What’s a typical day look like for you?
CB: A typical day for me primarily is working to sell franchises for Dunkin’ Donuts and Baskin-Robbins in the nontraditional space. Those include airports, casinos, higher education, colleges and universities, hospitals, hotels, mass merchandise stores, mass transit stations, military, museums, arenas, stadiums, supermarkets, theme parks and truck stops.
What are Dunkin’s nontraditional goals?
CB: We want to place our brands where our customers work, play, learn and make memories, and those tend to be nontraditional locations.
We have more than 800 nontraditional locations currently, and the pipeline is very strong. Airports are one of our strongest segments; mass merchandise is also one of our strongest segments. Lodging is starting to grow more, and we’re also seeing good growth in the hospital/medical area.
As a pure franchise organization, our first priority is to try to find a space where we can utilize our local franchisee. For example, we have a master development agreement with Walmart stores, and in those cases, we control the space and we put our local franchisee in the space. That’s always our preference, whether it’s Walmart or a supermarket or a college campus. There are instances where that might not be possible. There may be a college campus that has an exclusive foodservice arrangement with a company like Aramark. In those cases, it may not be possible to sublease a space to our local franchisee, so the commercial foodservice companies become our franchisees.
And there are also what we call self-operated opportunities. We do business with a large number of the travel center companies, like Pilot and Flying J, and in those cases, they’re not really a commercial foodservice company, but they self-operate the Dunkin’ Donuts in their facility. In those cases, the travel center company becomes our franchisee.
What steps do you take to assess proposed locations?
CB: We look at different things depending on the venue. In airports, we look for passenger counts, and in hotels, we look at average number of rooms and number of rooms per guest. At colleges and universities, we look at enrollment and employee numbers. In hospitals, we look at beds and outpatient numbers. One of the things that’s great about Dunkin’ is that we can scale the concept from self-serve coffee in a linear fashion with a self-serve bakery case to a cart to a kiosk to an in-line space to a full endcap at a travel center with a drive-thru. We have a broad portfolio of concepts, and we can scale the menu to the venue.

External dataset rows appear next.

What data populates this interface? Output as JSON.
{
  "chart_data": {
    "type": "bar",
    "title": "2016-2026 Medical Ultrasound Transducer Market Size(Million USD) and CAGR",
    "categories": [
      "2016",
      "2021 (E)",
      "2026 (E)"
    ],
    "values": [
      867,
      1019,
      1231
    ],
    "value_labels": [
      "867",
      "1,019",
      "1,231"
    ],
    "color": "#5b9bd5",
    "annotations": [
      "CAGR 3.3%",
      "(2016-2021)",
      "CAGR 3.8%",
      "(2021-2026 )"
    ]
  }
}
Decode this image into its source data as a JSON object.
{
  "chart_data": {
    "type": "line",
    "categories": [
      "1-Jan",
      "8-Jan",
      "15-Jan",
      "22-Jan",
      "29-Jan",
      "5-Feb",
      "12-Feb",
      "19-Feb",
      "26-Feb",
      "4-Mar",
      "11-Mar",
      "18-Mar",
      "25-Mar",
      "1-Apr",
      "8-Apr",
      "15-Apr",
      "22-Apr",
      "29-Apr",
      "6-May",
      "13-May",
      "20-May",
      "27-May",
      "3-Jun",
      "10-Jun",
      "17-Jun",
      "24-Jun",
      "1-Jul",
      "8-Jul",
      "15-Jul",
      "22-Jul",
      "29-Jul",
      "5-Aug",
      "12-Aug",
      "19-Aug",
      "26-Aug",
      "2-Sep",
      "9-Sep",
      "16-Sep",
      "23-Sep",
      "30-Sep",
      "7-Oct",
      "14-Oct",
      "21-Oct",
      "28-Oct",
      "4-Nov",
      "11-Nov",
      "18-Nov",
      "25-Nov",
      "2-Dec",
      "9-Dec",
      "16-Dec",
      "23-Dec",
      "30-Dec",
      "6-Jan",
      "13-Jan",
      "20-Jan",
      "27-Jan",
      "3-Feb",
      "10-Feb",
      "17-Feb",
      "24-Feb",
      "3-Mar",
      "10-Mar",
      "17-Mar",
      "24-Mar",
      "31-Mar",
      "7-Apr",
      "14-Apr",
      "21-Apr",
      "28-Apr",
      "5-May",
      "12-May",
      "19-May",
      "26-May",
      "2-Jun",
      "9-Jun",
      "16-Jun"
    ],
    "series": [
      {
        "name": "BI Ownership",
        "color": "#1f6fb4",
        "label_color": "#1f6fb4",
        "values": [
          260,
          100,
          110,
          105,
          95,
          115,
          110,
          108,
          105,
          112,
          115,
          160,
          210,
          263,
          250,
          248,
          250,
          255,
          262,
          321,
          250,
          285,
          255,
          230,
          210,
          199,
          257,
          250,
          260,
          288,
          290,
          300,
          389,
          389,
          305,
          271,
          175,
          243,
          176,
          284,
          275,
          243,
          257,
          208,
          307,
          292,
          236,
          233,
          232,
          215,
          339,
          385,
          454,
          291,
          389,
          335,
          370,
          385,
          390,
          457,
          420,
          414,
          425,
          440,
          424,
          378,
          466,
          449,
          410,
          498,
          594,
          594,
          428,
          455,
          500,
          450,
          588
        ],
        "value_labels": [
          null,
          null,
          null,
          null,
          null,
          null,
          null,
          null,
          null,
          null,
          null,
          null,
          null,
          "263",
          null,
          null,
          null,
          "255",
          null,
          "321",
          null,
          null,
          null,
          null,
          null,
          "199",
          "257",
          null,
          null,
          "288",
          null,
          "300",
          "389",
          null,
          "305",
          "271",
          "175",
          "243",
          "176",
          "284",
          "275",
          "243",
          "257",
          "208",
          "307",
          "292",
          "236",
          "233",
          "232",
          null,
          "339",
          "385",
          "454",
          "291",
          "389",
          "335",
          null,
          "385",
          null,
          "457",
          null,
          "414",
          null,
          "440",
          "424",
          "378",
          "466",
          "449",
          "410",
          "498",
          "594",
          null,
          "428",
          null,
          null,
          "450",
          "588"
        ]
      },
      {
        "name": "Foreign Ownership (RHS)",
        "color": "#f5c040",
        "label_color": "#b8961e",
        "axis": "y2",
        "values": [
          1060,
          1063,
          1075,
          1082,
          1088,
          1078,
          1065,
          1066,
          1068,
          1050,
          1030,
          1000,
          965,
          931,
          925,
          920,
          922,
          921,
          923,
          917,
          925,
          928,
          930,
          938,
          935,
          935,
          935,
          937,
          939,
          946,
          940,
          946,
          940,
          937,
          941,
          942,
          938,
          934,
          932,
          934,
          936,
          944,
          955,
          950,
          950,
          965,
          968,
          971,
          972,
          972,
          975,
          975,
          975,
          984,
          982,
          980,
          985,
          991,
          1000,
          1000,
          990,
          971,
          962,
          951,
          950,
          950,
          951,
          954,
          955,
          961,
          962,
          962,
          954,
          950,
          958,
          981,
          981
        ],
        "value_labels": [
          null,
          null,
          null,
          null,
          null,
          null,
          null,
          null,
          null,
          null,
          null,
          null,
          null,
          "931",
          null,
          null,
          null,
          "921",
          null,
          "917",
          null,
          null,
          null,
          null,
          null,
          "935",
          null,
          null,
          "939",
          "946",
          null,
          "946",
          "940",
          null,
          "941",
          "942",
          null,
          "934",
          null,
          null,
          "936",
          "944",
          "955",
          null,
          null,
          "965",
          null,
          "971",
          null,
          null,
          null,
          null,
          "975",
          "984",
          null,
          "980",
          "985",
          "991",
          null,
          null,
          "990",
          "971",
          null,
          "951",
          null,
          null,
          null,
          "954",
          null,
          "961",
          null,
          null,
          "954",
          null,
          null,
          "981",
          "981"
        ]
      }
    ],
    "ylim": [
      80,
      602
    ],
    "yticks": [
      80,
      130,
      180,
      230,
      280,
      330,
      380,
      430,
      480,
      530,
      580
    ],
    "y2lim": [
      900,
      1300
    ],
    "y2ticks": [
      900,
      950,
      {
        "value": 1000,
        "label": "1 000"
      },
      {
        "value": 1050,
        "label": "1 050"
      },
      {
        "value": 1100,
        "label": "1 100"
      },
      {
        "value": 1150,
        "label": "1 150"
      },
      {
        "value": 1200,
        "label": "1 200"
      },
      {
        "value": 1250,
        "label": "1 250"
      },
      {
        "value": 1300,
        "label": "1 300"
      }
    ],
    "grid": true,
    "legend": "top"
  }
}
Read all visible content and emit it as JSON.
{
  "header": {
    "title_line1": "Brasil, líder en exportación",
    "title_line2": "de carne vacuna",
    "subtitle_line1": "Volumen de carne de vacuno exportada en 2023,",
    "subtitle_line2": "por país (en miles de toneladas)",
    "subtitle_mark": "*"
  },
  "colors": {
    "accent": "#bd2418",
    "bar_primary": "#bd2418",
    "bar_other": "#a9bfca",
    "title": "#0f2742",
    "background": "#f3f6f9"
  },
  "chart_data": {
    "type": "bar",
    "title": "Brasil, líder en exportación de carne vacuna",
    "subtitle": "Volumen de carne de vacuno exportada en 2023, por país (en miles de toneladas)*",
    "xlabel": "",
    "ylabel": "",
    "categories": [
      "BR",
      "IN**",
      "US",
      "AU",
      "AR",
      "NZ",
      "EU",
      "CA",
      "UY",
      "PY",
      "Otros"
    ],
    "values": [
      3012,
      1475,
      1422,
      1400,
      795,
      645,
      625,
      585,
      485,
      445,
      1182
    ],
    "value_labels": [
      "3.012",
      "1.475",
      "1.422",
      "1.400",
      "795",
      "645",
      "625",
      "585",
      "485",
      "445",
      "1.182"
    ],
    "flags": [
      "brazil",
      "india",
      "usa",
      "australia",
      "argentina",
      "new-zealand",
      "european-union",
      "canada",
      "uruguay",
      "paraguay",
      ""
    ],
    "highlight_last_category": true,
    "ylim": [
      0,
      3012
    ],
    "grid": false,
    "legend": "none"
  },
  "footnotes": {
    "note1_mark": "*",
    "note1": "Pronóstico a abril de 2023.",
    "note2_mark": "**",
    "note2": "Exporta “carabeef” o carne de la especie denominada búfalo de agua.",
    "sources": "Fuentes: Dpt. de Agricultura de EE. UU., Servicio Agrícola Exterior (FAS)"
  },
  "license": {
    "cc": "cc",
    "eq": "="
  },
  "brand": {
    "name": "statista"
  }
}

If somebody comes to me and says, “I’ve got 350 square feet over here,” I know exactly what I can get in that space just by flipping through the portfolio of concepts we have. And that makes us very usable compared to some concepts that don’t have the ability to flex. We always prefer to offer our full menu if we can, and if we can’t, then we analyze if we want to be in the venue with a Dunkin’ Donuts Express concept. And then we ask if it’s the right thing to do for the life cycle of the brand in that area.
If it’s the first Dunkin’ in a major region, we might not go with a limited menu. For example, as we entered California, we brought full menu restaurants for street level, but then as the brand gets more established in a market and the customer knows exactly what they can expect from Dunkin’, we can then be flexible about what we bring.
How do you adapt your plans to the nontraditional space?
CB: You want to maintain your brand standards to the extent you can. However, in some instances, there may be some existing design requirements. In the nontraditional world, you’re really operating in someone else’s house. So that landlord or host environment may have a design scheme that you have to work with. That is very common in airports. Washington/Reagan airport, for example, is very strict on what colors you can use and what the sign has to look like.
The biggest challenges come in high-security environments. So, military bases can be a challenge; airports can be a challenge if your space is post-security. From a construction perspective, there are restrictions on getting tools into areas, and you may have to work overnight.
Getting a daily delivery of fresh bakery products to highly secured places requires preregistration of truck drivers and those kinds of things. It’s not a secret that we have a couple of Dunkin’ Donuts that are in the Pentagon. It’s a challenge to get employees screened to work there. Those high-security protected locations are some of the most challenging for us.
How does the back of the house change in nontraditional locations?
CB: With our concept, our back of house can be remote from the front of house. If we have a 300-square-foot kiosk in the lobby of an office building, we may have our storage, freezer and baking space in the basement. On the other hand, in a self-operating location, like a travel center or truck stop, they already have a kitchen; they already have walk-in coolers and freezers and dry storage. We don’t have to duplicate warewashing or triple sinks for pot washing, so there can be economies of scale by utilizing existing facilities that you don’t have to duplicate or build.
Credibility is very important in nontraditional development in that you have to maintain the brand standards because these types of locations have the opportunity to introduce your concept to new customers. You might have the opportunity to draw back a light or lapsed user, and it’s very important to me that the locations are credible, meet the brand standards and speak the brand standards to the customer in these venues.